Patient: Yes Doctor, thank you, no further questions.



Student Summary


“Mr. Jones is a 45-year-old male presenting with a 2-day history of persisting occipital headache described as a dull ache, with associated diplopia, vomiting and hypertension. He rates his pain as 9-10/10 in severity with no exacerbating or relieving features. He has a background of chronic migraines, which are usually controlled with analgesia and of frequency of once a month. The headache he has presented with is different in character and presentation when compared to his previous migraines.


He takes occasional sumatriptan or paracetamol at the onset of his usual migraines. He has had a previous cholecystectomy 10 years ago with no other medical conditions other than longstanding migraines. He does not have any allergies. He is an IT support worker and lives alone.


Mr. Smith is concerned that it may be a more pronounced migraine, but given the red flag features of diplopia, change in character of his headache, the headaches waking him from his sleep, pain score, vomiting, significantly raised blood pressure and fundoscopy findings on examination, I am concerned about a possible sub arachnoid haemorrhage. I would like to admit Mr Jones to hospital via ambulance for consideration of CT/MRI head as well as consideration of a lumbar puncture and blood tests.




Examiner Summary


Example Mark Scheme: Headache


The candidate will be assessed on the three following domains and be given a mark for each ranging from 1 - 4 (1 = fail and 4 = excellent).


Data gathering technical and assessment skills:


History taking:

Elicits red flags of vomiting, change in nature of headache compared to usual migraines, characterises pain to that typical of SAH.

Takes appropriate full history


Physical Examination:

General examination: Blood pressure, pulse rate, neurological examination, temperature, oxygen saturations, fundoscopy


Investigations:

Provides an appropriate investigation plan. Recognises acute admission via ambulance required.
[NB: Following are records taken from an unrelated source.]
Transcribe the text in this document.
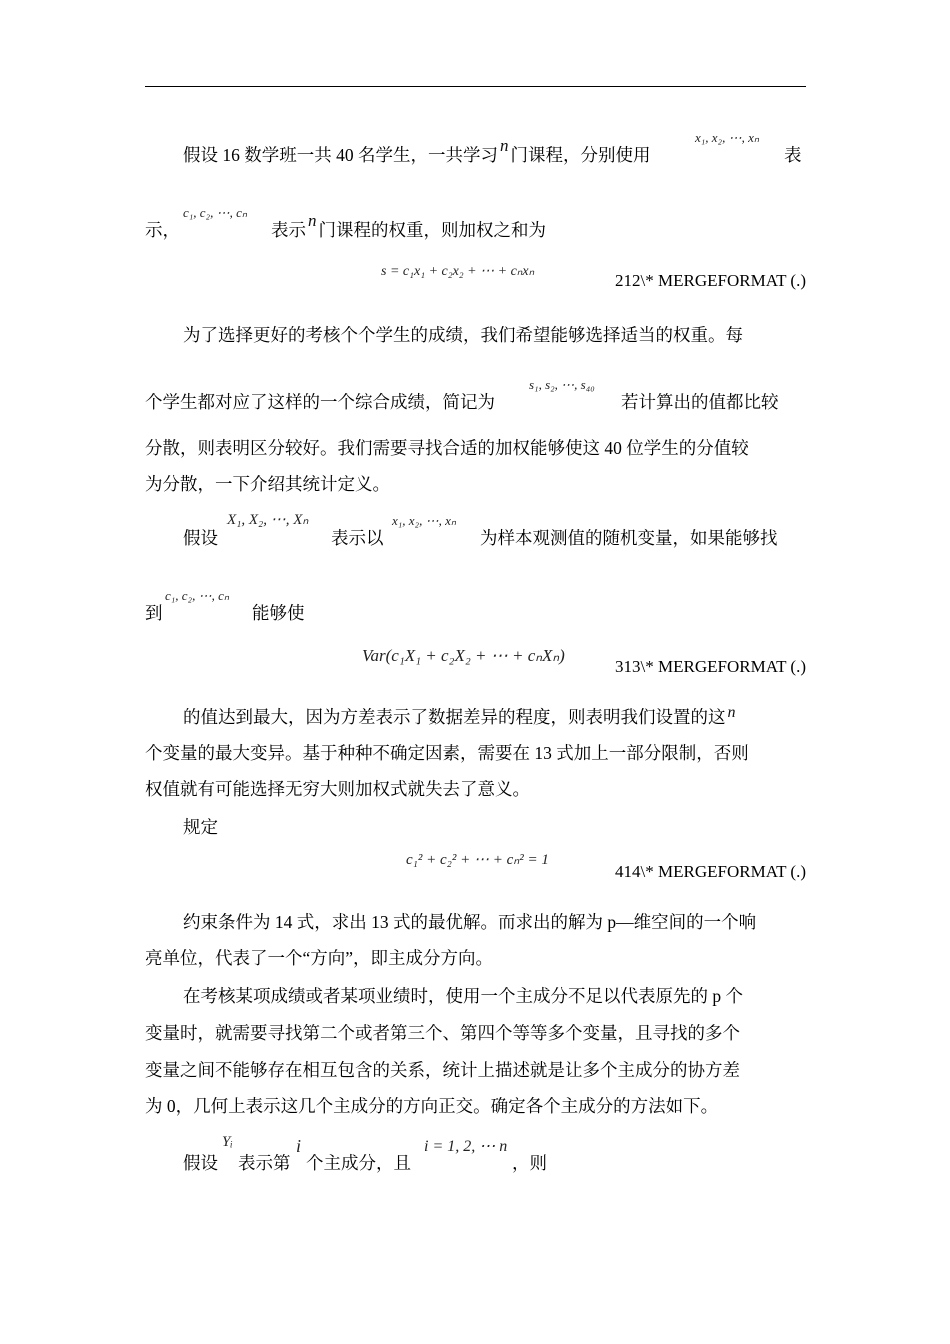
假设 16 数学班一共 40 名学生，一共学习 n 门课程，分别使用
x₁, x₂, ⋯, xₙ
表
示，
c₁, c₂, ⋯, cₙ
表示 n 门课程的权重，则加权之和为
s = c₁x₁ + c₂x₂ + ⋯ + cₙxₙ	212\* MERGEFORMAT (.)
为了选择更好的考核个个学生的成绩，我们希望能够选择适当的权重。每
个学生都对应了这样的一个综合成绩，简记为
s₁, s₂, ⋯, s₄₀
若计算出的值都比较
分散，则表明区分较好。我们需要寻找合适的加权能够使这 40 位学生的分值较
为分散，一下介绍其统计定义。
假设
X₁, X₂, ⋯, Xₙ
表示以
x₁, x₂, ⋯, xₙ
为样本观测值的随机变量，如果能够找
到
c₁, c₂, ⋯, cₙ
能够使
Var(c₁X₁ + c₂X₂ + ⋯ + cₙXₙ)
313\* MERGEFORMAT (.)
的值达到最大，因为方差表示了数据差异的程度，则表明我们设置的这 n
个变量的最大变异。基于种种不确定因素，需要在 13 式加上一部分限制，否则
权值就有可能选择无穷大则加权式就失去了意义。
规定
c₁² + c₂² + ⋯ + cₙ² = 1
414\* MERGEFORMAT (.)
约束条件为 14 式，求出 13 式的最优解。而求出的解为 p—维空间的一个响
亮单位，代表了一个“方向”，即主成分方向。
在考核某项成绩或者某项业绩时，使用一个主成分不足以代表原先的 p 个
变量时，就需要寻找第二个或者第三个、第四个等等多个变量，且寻找的多个
变量之间不能够存在相互包含的关系，统计上描述就是让多个主成分的协方差
为 0，几何上表示这几个主成分的方向正交。确定各个主成分的方法如下。
假设
Yᵢ
表示第
i
个主成分，且
i = 1, 2, ⋯ n
，则
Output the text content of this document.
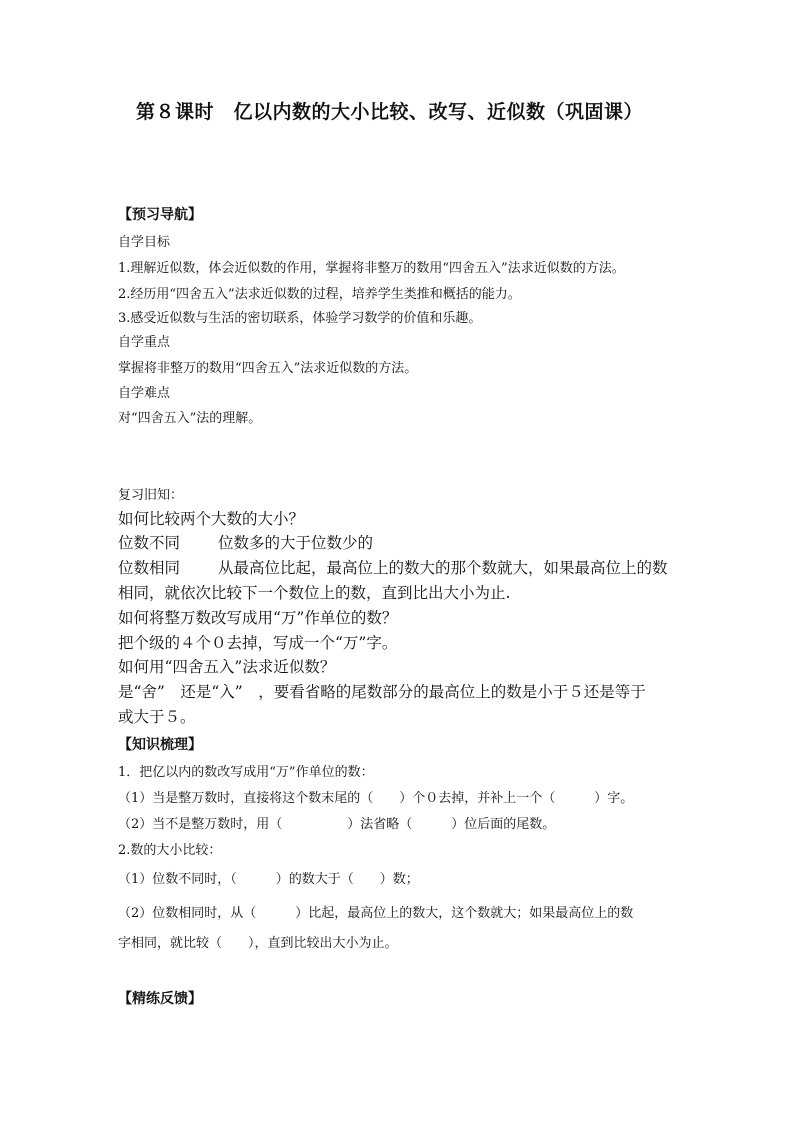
第８课时　亿以内数的大小比较、改写、近似数（巩固课）
【预习导航】
自学目标
1.理解近似数，体会近似数的作用，掌握将非整万的数用“四舍五入”法求近似数的方法。
2.经历用“四舍五入”法求近似数的过程，培养学生类推和概括的能力。
3.感受近似数与生活的密切联系，体验学习数学的价值和乐趣。
自学重点
掌握将非整万的数用“四舍五入”法求近似数的方法。
自学难点
对“四舍五入”法的理解。
复习旧知：
如何比较两个大数的大小？
位数不同 位数多的大于位数少的
位数相同 从最高位比起，最高位上的数大的那个数就大，如果最高位上的数
相同，就依次比较下一个数位上的数，直到比出大小为止.
如何将整万数改写成用“万”作单位的数？
把个级的４个０去掉，写成一个“万”字。
如何用“四舍五入”法求近似数？
是“舍”　还是“入”　，要看省略的尾数部分的最高位上的数是小于５还是等于
或大于５。
【知识梳理】
1．把亿以内的数改写成用“万”作单位的数：
（1）当是整万数时，直接将这个数末尾的（　　）个０去掉，并补上一个（　　　）字。
（2）当不是整万数时，用（　　　　　）法省略（　　　）位后面的尾数。
2.数的大小比较：
（1）位数不同时，（　　　）的数大于（　　）数；
（2）位数相同时，从（　　　）比起，最高位上的数大，这个数就大；如果最高位上的数
字相同，就比较（　　），直到比较出大小为止。
【精练反馈】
Blood tests: Full blood count, urea and electrolytes, hba1c, LFTs, amylase

Radiology: CT head/MRI

Invasive procedures: Lumbar puncture possibly required


Clinical Management Skills


Differential Diagnosis:

Aware subarachnoid haemorrhage needs to be excluded and admission to hospital required to do this.


Communicating with patient:

Able to explain the need acute admission.


Formulating a management plan:

Arranges urgent admission to the Emergency Department


Interpersonal Skills


Communication Skills:

Establishes and maintains rapport with the patient

Initially uses open questions and progressively uses closed questions when appropriate to pull out specific/important information that is pertinent to the presenting complaint.

Elicits ICE effectively

Able to explain sensitively the need for urgent admission.


Discussion:


This case of an acute change in headache presentation in the background of chronic migraines, highlights some of the crucial skills that would be required by a Doctor at FY2 level.


Safety - The candidate was able to correctly identify the concerning symptoms of diplopia, waking with headaches, high pain scoring as well as vomiting and the acute nature of the pain. The candidate was aware of abnormal clinical examination findings. In this case, a SAH is the acute diagnosis that needs to be investigated, and steps were taken to urgently rule it out via admission to hospital.


Communication skills - The candidate communicated clearly with the patient and was able to explain the management plan in a simple-to-understand manner.